The Greater Caucasus range goes from the Black Sea to the Caspian Sea, from Northwest to Southeast, it can easily be divided in 3 parts: Western, Central and Eastern.

Geologically speaking, the Caucasus mountains are very "young" and this is a reason for their being so stunning. Mountain summits look like peaks, towers, pyramids. "U"shaped valleys, narrow canyons. The effects of the seismic activity can be easily seen, along with the erosion effects of the wind, the rivers and the glaciers.

The Greater Caucasus climate is determined by its southern orientation, by its proximity to the Black Sea and the Mediterranean and by the considerable height of its mountains.
These summits pose a formidable barrier to hot air masses coming from the west.
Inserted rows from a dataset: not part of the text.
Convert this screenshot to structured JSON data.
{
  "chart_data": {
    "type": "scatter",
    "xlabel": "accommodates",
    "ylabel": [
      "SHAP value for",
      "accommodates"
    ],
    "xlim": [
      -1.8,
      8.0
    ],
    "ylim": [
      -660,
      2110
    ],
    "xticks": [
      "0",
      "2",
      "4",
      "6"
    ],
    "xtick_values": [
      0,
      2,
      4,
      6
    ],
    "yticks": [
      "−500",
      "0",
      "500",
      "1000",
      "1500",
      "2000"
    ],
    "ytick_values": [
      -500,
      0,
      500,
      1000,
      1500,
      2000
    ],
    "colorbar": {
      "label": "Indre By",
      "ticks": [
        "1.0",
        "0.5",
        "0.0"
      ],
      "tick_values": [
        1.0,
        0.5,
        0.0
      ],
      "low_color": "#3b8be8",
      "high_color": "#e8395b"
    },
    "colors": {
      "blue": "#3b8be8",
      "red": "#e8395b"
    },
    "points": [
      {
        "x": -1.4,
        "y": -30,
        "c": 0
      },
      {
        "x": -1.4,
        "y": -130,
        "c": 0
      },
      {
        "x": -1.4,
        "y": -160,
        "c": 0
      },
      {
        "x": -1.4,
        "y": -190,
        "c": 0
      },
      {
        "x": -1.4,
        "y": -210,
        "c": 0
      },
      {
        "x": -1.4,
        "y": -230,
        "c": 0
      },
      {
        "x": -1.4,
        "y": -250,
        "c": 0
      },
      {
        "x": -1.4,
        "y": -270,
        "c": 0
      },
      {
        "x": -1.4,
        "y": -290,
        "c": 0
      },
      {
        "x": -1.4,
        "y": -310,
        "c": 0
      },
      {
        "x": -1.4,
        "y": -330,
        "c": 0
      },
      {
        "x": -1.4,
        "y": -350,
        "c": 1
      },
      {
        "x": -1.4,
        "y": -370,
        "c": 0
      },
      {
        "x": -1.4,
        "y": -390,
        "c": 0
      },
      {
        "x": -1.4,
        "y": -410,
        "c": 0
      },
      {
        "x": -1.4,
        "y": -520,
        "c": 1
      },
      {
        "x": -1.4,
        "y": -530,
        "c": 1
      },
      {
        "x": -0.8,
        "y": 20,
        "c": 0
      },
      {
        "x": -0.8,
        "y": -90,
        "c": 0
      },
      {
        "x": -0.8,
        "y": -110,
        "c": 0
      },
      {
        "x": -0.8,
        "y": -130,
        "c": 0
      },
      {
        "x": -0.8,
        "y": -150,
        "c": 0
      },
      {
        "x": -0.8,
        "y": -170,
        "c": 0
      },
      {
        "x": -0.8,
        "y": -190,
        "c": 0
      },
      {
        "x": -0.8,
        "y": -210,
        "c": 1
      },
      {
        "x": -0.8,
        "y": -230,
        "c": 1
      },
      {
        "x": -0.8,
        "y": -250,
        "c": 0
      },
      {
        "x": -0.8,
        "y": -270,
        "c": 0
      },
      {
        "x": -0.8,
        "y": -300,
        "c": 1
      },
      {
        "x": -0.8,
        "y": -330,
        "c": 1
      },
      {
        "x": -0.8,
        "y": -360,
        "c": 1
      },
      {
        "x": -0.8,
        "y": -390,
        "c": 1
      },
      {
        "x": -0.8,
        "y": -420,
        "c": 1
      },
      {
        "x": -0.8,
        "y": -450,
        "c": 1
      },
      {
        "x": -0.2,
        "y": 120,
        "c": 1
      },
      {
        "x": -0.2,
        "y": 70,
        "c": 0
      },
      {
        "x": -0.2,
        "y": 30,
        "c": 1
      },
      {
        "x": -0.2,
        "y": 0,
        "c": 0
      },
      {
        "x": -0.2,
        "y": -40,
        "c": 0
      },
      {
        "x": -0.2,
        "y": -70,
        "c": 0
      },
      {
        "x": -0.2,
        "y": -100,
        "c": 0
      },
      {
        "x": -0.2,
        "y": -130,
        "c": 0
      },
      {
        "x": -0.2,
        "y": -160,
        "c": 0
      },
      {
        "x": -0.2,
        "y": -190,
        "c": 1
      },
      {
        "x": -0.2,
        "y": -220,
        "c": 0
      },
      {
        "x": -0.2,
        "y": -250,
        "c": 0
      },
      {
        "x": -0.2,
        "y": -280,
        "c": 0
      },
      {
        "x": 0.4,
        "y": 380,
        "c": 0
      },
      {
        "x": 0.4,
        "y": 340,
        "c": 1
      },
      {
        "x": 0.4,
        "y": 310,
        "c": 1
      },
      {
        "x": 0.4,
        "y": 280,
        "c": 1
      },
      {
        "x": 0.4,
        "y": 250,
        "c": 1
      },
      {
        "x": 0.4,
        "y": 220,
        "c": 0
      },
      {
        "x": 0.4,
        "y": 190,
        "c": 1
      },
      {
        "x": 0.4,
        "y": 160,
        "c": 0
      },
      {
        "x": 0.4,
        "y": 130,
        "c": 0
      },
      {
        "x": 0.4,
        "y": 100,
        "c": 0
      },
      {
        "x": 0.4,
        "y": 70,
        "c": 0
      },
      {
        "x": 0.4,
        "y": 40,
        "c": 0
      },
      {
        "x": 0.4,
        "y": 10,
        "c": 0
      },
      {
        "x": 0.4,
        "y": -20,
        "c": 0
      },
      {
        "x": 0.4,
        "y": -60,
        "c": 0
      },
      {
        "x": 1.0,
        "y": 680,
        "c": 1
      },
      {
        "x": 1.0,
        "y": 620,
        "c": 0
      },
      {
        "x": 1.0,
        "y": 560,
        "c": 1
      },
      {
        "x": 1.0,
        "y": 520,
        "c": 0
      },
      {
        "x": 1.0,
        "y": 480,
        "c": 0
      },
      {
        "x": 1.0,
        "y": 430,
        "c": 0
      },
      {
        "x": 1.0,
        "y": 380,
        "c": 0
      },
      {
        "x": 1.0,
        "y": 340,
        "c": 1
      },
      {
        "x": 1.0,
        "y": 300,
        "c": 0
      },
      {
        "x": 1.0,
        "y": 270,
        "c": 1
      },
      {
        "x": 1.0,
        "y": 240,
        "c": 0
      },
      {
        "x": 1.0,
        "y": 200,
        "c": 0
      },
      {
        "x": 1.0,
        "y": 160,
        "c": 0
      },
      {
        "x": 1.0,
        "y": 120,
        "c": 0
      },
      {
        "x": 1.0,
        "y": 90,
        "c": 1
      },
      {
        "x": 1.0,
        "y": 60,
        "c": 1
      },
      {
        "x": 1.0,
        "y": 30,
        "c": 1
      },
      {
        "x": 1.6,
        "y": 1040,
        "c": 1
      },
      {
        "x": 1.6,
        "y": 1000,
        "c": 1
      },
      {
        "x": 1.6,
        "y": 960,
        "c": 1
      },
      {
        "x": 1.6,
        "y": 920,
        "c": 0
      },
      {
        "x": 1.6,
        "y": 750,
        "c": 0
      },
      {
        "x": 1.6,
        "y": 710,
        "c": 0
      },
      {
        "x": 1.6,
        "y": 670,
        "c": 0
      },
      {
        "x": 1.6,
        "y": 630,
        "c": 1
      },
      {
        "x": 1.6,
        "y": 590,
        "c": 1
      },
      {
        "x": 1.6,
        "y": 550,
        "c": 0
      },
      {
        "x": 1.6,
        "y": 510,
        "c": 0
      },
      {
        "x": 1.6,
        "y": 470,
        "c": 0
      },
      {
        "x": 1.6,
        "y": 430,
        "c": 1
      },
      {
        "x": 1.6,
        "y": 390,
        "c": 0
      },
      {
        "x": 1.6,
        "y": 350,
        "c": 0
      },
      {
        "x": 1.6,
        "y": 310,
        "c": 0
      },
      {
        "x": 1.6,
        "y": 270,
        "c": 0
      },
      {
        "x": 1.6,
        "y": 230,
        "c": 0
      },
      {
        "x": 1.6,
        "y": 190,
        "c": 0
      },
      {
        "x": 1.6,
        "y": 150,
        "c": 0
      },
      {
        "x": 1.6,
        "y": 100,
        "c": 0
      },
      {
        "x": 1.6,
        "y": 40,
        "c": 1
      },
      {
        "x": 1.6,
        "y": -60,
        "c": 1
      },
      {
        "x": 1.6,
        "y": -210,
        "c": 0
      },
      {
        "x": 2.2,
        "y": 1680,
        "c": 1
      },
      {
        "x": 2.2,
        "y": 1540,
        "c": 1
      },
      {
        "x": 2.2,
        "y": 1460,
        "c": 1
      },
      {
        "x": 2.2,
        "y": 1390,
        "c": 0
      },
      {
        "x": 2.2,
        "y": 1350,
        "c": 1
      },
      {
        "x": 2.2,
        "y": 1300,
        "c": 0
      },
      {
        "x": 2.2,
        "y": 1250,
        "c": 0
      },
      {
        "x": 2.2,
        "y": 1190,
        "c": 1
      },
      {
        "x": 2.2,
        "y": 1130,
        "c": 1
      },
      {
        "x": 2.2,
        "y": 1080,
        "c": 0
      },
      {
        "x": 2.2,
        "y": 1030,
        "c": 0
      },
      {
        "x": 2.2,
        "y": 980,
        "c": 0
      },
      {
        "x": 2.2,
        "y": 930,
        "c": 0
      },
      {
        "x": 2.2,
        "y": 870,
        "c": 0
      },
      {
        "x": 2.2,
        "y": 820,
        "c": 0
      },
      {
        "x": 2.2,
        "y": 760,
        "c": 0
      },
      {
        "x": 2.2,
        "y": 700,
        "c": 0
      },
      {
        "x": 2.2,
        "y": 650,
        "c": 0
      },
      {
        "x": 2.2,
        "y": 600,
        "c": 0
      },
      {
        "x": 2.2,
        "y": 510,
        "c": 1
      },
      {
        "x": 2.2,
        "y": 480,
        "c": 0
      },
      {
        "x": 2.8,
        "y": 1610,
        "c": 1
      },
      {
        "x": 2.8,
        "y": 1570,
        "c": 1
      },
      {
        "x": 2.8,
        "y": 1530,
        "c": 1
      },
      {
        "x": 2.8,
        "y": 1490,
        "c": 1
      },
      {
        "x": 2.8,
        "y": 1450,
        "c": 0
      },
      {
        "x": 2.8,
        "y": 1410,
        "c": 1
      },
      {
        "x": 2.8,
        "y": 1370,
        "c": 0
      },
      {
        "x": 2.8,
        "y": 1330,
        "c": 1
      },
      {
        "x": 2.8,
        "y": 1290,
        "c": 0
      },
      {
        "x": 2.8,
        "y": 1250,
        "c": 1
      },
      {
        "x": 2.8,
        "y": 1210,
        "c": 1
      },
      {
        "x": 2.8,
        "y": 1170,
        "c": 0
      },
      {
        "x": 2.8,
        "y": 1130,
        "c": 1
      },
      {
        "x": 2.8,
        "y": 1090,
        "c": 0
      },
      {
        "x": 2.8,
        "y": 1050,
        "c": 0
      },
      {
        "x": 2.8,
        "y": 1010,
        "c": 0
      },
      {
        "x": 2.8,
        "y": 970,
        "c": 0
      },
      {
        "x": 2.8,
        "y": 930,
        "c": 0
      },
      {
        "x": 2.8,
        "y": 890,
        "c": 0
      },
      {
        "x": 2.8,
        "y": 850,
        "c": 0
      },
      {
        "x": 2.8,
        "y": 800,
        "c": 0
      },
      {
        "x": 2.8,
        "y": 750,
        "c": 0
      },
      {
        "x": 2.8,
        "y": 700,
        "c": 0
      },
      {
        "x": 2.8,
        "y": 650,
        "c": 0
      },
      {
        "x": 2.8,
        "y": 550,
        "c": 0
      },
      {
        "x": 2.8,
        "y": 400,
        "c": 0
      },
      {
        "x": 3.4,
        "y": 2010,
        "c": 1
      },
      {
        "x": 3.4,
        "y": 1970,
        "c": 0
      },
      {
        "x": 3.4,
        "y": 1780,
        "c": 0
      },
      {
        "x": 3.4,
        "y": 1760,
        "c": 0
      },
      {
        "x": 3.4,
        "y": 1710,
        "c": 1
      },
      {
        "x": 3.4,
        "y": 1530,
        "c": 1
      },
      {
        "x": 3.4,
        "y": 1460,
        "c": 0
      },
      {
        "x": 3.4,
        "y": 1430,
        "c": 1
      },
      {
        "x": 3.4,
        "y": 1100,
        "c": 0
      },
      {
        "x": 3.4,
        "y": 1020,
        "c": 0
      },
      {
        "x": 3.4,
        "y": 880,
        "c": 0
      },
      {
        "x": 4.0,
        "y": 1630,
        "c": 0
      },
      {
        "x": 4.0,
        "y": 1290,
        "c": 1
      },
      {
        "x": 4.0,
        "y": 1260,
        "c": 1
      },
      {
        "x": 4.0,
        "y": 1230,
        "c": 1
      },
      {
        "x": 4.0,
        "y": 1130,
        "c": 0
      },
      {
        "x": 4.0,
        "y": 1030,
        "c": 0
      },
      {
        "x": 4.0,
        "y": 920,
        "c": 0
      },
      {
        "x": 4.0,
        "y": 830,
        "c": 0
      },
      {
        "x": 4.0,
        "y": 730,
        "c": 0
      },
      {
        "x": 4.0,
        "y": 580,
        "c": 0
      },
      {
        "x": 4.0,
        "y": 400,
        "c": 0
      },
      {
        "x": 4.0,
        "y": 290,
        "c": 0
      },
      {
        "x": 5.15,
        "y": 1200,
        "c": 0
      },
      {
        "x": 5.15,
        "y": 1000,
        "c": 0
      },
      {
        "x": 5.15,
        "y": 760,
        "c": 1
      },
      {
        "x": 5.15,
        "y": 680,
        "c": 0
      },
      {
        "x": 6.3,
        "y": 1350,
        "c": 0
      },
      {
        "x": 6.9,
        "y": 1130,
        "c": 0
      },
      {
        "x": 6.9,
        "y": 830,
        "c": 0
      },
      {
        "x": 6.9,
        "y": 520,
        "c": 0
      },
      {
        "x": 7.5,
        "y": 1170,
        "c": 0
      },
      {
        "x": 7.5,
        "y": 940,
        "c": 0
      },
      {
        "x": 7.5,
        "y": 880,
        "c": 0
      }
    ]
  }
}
South-west slopes (Abkazia e Svaneti) get an annual precipitation of 2500 mm.
In the East precipitations are in the range of 600 mm per year. The northern slopes of the Greater Caucasus are visibly drier then the south, as is evident in the arid mountains of Chechnya and Dagestan.

Historical Provinces
Georgia can be divided in provinces that do not coincide necessarily with current administrative entities, but that are historically, socially and culturally homogeneous.

The provinces we considered are the ones we know best: Khevi, Khevsureti and Tusheti. We will soon add informations regarding a fourth province, Svaneti.